Why is syft reporting hundreds of random files?

I get 1K+ file entries that seem uninteresting, some examples:

  • /usr/share/zoneinfo/zone.tab - random linux configuration files
  • /usr/share/doc/libssl3/copyright - random text files
  • /usr/lib/x86_64-linux-gnu/gconv/IBM423.so - this should be the gconv package

There was a related thread in Feb but it has no resolution Why syft version 1.20 is now listing files in the SBOM as default?

I tried to --select-catalogers "-file" but then syft tells me:

[0002]  WARN no file catalogers selected but file selection is configured as "owned-by-package" (this may be unintentional)

I don’t understand what does it mean.

How to exclude such files from being reported?

Hi @Jakub_Bochenski, I think based on community feedback in this area we’ve determined there are some improvements to the options we might need. There are a number of file-related options, but ultimately even if you use --select-catalogers -file, Syft includes files it used for finding package evidence.

The fact is, Syft reads those files regardless of the file-related options – it must read these to figure out the packages. And since it already did that work, we might as well include those files in the resulting SBOM. Some of them are in the locations section of a package, indicating they were scanned to find evidence of the package. I’m not sure we want to remove this file information, but this is separate from the files section that includes hashes and such.

The WARN message you see means you have the default configuration option of the file selection section:

file:
  metadata:
    # select which files should be captured by the file-metadata cataloger and included in the SBOM.
    # Options include:
    #  - "all": capture all files from the search space
    #  - "owned-by-package": capture only files owned by packages
    #  - "none", "": do not capture any files (env: SYFT_FILE_METADATA_SELECTION)
    selection: 'owned-by-package'

… this means that files used to identify a package will be included and hashed, if configured.

This is tangential to the --select-catalogers -file option, which disables the file catalogers that separately hash files or read metadata, etc.: syft/internal/task/file_tasks.go at main · anchore/syft · GitHub … but files may still be added to the SBOM because they were read during the cataloging process.

I think the end result is certainly a little confusing. We should try to nail down the behavior that’s expected in all the cases.

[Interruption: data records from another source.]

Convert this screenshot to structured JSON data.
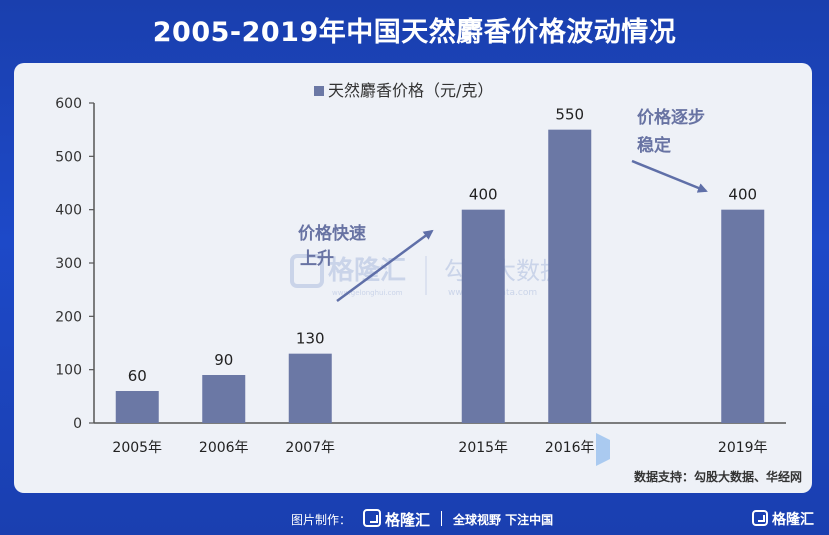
{
  "page": {
    "title": "2005-2019年中国天然麝香价格波动情况",
    "source": "数据支持：勾股大数据、华经网"
  },
  "colors": {
    "bar": "#6b78a5",
    "arrow": "#5f6fa8",
    "annotation": "#6873a3"
  },
  "watermark": {
    "brand": "格隆汇",
    "brand_url": "www.gelonghui.com",
    "partner": "勾股大数据",
    "partner_url": "www.gogudata.com"
  },
  "annotations": [
    {
      "lines": [
        "价格快速",
        "上升"
      ]
    },
    {
      "lines": [
        "价格逐步",
        "稳定"
      ]
    }
  ],
  "footer": {
    "label": "图片制作：",
    "brand": "格隆汇",
    "slogan": "全球视野 下注中国",
    "brand_right": "格隆汇"
  },
  "chart_data": {
    "type": "bar",
    "categories": [
      "2005年",
      "2006年",
      "2007年",
      "2015年",
      "2016年",
      "2019年"
    ],
    "series": [
      {
        "name": "天然麝香价格（元/克）",
        "values": [
          60,
          90,
          130,
          400,
          550,
          400
        ]
      }
    ],
    "data_labels": [
      "60",
      "90",
      "130",
      "400",
      "550",
      "400"
    ],
    "y_ticks": [
      "0",
      "100",
      "200",
      "300",
      "400",
      "500",
      "600"
    ],
    "ylim": [
      0,
      600
    ],
    "legend": "top-center",
    "grid": false,
    "title": "",
    "xlabel": "",
    "ylabel": ""
  }
}
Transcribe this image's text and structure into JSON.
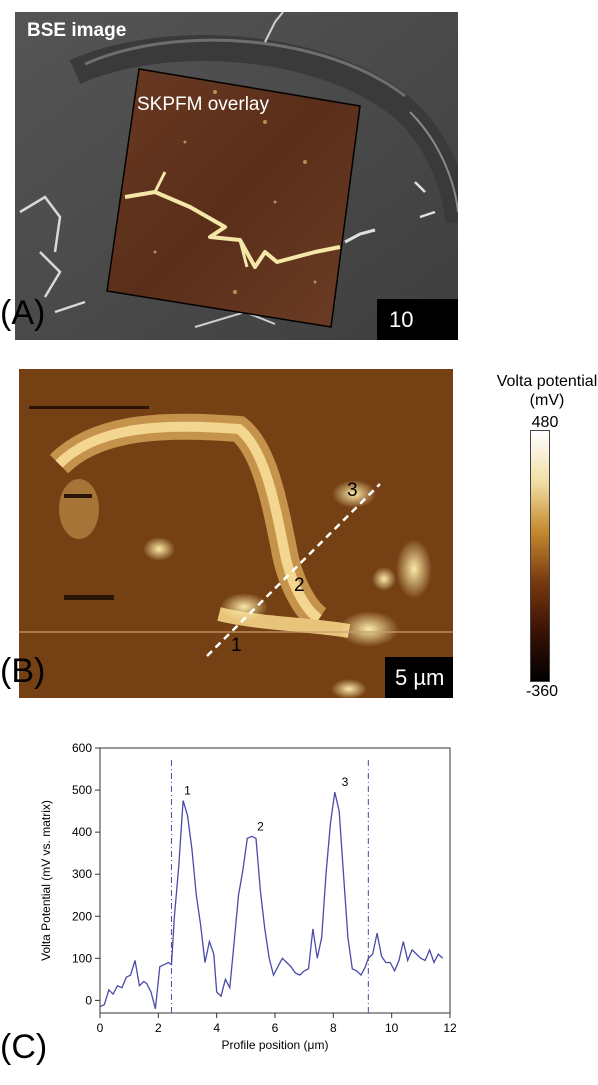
{
  "panelA": {
    "letter": "(A)",
    "bse_label": "BSE image",
    "overlay_label": "SKPFM overlay",
    "scalebar": "10"
  },
  "panelB": {
    "letter": "(B)",
    "scalebar": "5 µm",
    "markers": [
      "1",
      "2",
      "3"
    ]
  },
  "colorbar": {
    "title_line1": "Volta potential",
    "title_line2": "(mV)",
    "max": "480",
    "min": "-360",
    "colors": [
      "#ffffff",
      "#f2dfa6",
      "#c68a2e",
      "#7a3a10",
      "#3a1204",
      "#000000"
    ]
  },
  "panelC": {
    "letter": "(C)"
  },
  "chart_data": {
    "type": "line",
    "title": "",
    "xlabel": "Profile position (μm)",
    "ylabel": "Volta Potential  (mV vs. matrix)",
    "xlim": [
      0,
      12
    ],
    "ylim": [
      -30,
      600
    ],
    "xticks": [
      0,
      2,
      4,
      6,
      8,
      10,
      12
    ],
    "yticks": [
      0,
      100,
      200,
      300,
      400,
      500,
      600
    ],
    "line_color": "#4a4aa8",
    "vlines": [
      2.45,
      9.2
    ],
    "peak_labels": [
      {
        "label": "1",
        "x": 3.0,
        "y": 475
      },
      {
        "label": "2",
        "x": 5.5,
        "y": 390
      },
      {
        "label": "3",
        "x": 8.4,
        "y": 495
      }
    ],
    "series": [
      {
        "x": [
          0,
          0.15,
          0.3,
          0.45,
          0.6,
          0.75,
          0.9,
          1.05,
          1.2,
          1.35,
          1.5,
          1.6,
          1.75,
          1.9,
          2.05,
          2.2,
          2.35,
          2.45,
          2.55,
          2.7,
          2.85,
          3.0,
          3.15,
          3.3,
          3.45,
          3.6,
          3.75,
          3.9,
          4.0,
          4.15,
          4.3,
          4.45,
          4.6,
          4.75,
          4.9,
          5.05,
          5.2,
          5.35,
          5.5,
          5.65,
          5.8,
          5.95,
          6.1,
          6.25,
          6.4,
          6.55,
          6.7,
          6.85,
          7.0,
          7.15,
          7.3,
          7.45,
          7.6,
          7.75,
          7.9,
          8.05,
          8.2,
          8.35,
          8.5,
          8.65,
          8.8,
          8.95,
          9.1,
          9.2,
          9.35,
          9.5,
          9.65,
          9.8,
          9.95,
          10.1,
          10.25,
          10.4,
          10.55,
          10.7,
          10.85,
          11.0,
          11.15,
          11.3,
          11.45,
          11.6,
          11.75
        ],
        "y": [
          -15,
          -10,
          25,
          15,
          35,
          30,
          55,
          60,
          95,
          35,
          45,
          40,
          20,
          -20,
          80,
          85,
          90,
          85,
          200,
          320,
          475,
          440,
          360,
          250,
          180,
          90,
          140,
          110,
          20,
          10,
          50,
          30,
          140,
          250,
          310,
          385,
          390,
          385,
          260,
          170,
          100,
          60,
          80,
          100,
          90,
          80,
          65,
          60,
          70,
          75,
          170,
          100,
          150,
          300,
          420,
          495,
          450,
          300,
          150,
          75,
          70,
          60,
          80,
          100,
          110,
          160,
          105,
          90,
          90,
          70,
          95,
          140,
          95,
          120,
          110,
          100,
          95,
          120,
          90,
          110,
          100
        ]
      }
    ]
  }
}
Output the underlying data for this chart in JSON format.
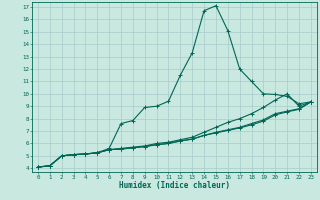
{
  "xlabel": "Humidex (Indice chaleur)",
  "bg_color": "#c8e8e0",
  "grid_color": "#a8cccc",
  "line_color": "#006655",
  "xlim": [
    -0.5,
    23.5
  ],
  "ylim": [
    3.7,
    17.4
  ],
  "yticks": [
    4,
    5,
    6,
    7,
    8,
    9,
    10,
    11,
    12,
    13,
    14,
    15,
    16,
    17
  ],
  "xticks": [
    0,
    1,
    2,
    3,
    4,
    5,
    6,
    7,
    8,
    9,
    10,
    11,
    12,
    13,
    14,
    15,
    16,
    17,
    18,
    19,
    20,
    21,
    22,
    23
  ],
  "line1_x": [
    0,
    1,
    2,
    3,
    4,
    5,
    6,
    7,
    8,
    9,
    10,
    11,
    12,
    13,
    14,
    15,
    16,
    17,
    18,
    19,
    20,
    21,
    22,
    23
  ],
  "line1_y": [
    4.1,
    4.2,
    5.0,
    5.1,
    5.15,
    5.25,
    5.6,
    7.6,
    7.85,
    8.9,
    9.0,
    9.4,
    11.5,
    13.3,
    16.7,
    17.1,
    15.1,
    12.0,
    11.0,
    10.0,
    9.95,
    9.8,
    9.2,
    9.35
  ],
  "line2_x": [
    0,
    1,
    2,
    3,
    4,
    5,
    6,
    7,
    8,
    9,
    10,
    11,
    12,
    13,
    14,
    15,
    16,
    17,
    18,
    19,
    20,
    21,
    22,
    23
  ],
  "line2_y": [
    4.1,
    4.2,
    5.0,
    5.1,
    5.15,
    5.25,
    5.5,
    5.6,
    5.7,
    5.8,
    6.0,
    6.1,
    6.3,
    6.5,
    6.9,
    7.3,
    7.7,
    8.0,
    8.4,
    8.9,
    9.5,
    10.0,
    9.0,
    9.35
  ],
  "line3_x": [
    0,
    1,
    2,
    3,
    4,
    5,
    6,
    7,
    8,
    9,
    10,
    11,
    12,
    13,
    14,
    15,
    16,
    17,
    18,
    19,
    20,
    21,
    22,
    23
  ],
  "line3_y": [
    4.1,
    4.2,
    5.0,
    5.1,
    5.15,
    5.25,
    5.5,
    5.55,
    5.65,
    5.75,
    5.9,
    6.0,
    6.2,
    6.35,
    6.65,
    6.9,
    7.1,
    7.3,
    7.6,
    7.9,
    8.4,
    8.6,
    8.8,
    9.35
  ],
  "line4_x": [
    0,
    1,
    2,
    3,
    4,
    5,
    6,
    7,
    8,
    9,
    10,
    11,
    12,
    13,
    14,
    15,
    16,
    17,
    18,
    19,
    20,
    21,
    22,
    23
  ],
  "line4_y": [
    4.1,
    4.2,
    5.0,
    5.1,
    5.15,
    5.25,
    5.5,
    5.55,
    5.65,
    5.75,
    5.9,
    6.0,
    6.2,
    6.35,
    6.65,
    6.85,
    7.05,
    7.25,
    7.5,
    7.8,
    8.3,
    8.55,
    8.75,
    9.35
  ]
}
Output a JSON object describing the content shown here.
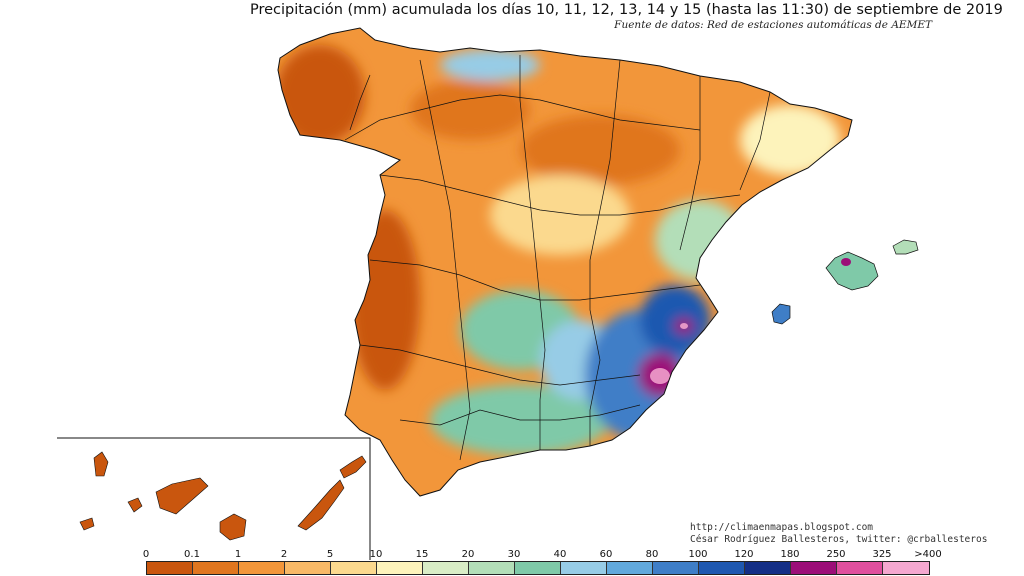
{
  "title": "Precipitación (mm) acumulada los días 10, 11, 12, 13, 14 y 15 (hasta las 11:30) de septiembre de 2019",
  "source": "Fuente de datos: Red de estaciones automáticas de AEMET",
  "credit": {
    "line1": "http://climaenmapas.blogspot.com",
    "line2": "César Rodríguez Ballesteros, twitter: @crballesteros"
  },
  "legend": {
    "labels": [
      "0",
      "0.1",
      "1",
      "2",
      "5",
      "10",
      "15",
      "20",
      "30",
      "40",
      "60",
      "80",
      "100",
      "120",
      "180",
      "250",
      "325",
      ">400"
    ],
    "colors": [
      "#c9560e",
      "#e0761f",
      "#f2963a",
      "#f8b967",
      "#fbd98e",
      "#fdf3bb",
      "#d9edc6",
      "#b3deb8",
      "#7fc9a8",
      "#97cce6",
      "#62a9dc",
      "#3f7ec7",
      "#1f58b0",
      "#142f86",
      "#9c0e78",
      "#e0509e",
      "#f5a8d0"
    ]
  },
  "map": {
    "region_names": [
      "Península Ibérica",
      "Islas Baleares",
      "Islas Canarias"
    ],
    "colors": {
      "sea": "#ffffff",
      "border": "#111111",
      "very_dry": "#c9560e",
      "dry": "#f2963a",
      "light": "#fbd98e",
      "moderate": "#7fc9a8",
      "wet": "#62a9dc",
      "very_wet": "#1f58b0",
      "extreme": "#9c0e78",
      "extreme_peak": "#f5a8d0"
    }
  }
}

Hello, and again thanks for a good explanation.

Still I’m a bit confused, or maybe my question wasn’t clear.

What I’m after are .components[] entries with type: file (in cyclonedx format)
When I specify --select-catalogers -file they are gone, but you are suggesting they would stay anyway?

I wrote that those are not interesting, because my aim is to feed the generated SBOM to vulnerability and license analysis.
There is nothing useful I can do with components that only have a content hash and no package identification.
I guess there might be other use cases, but I think this is one is common.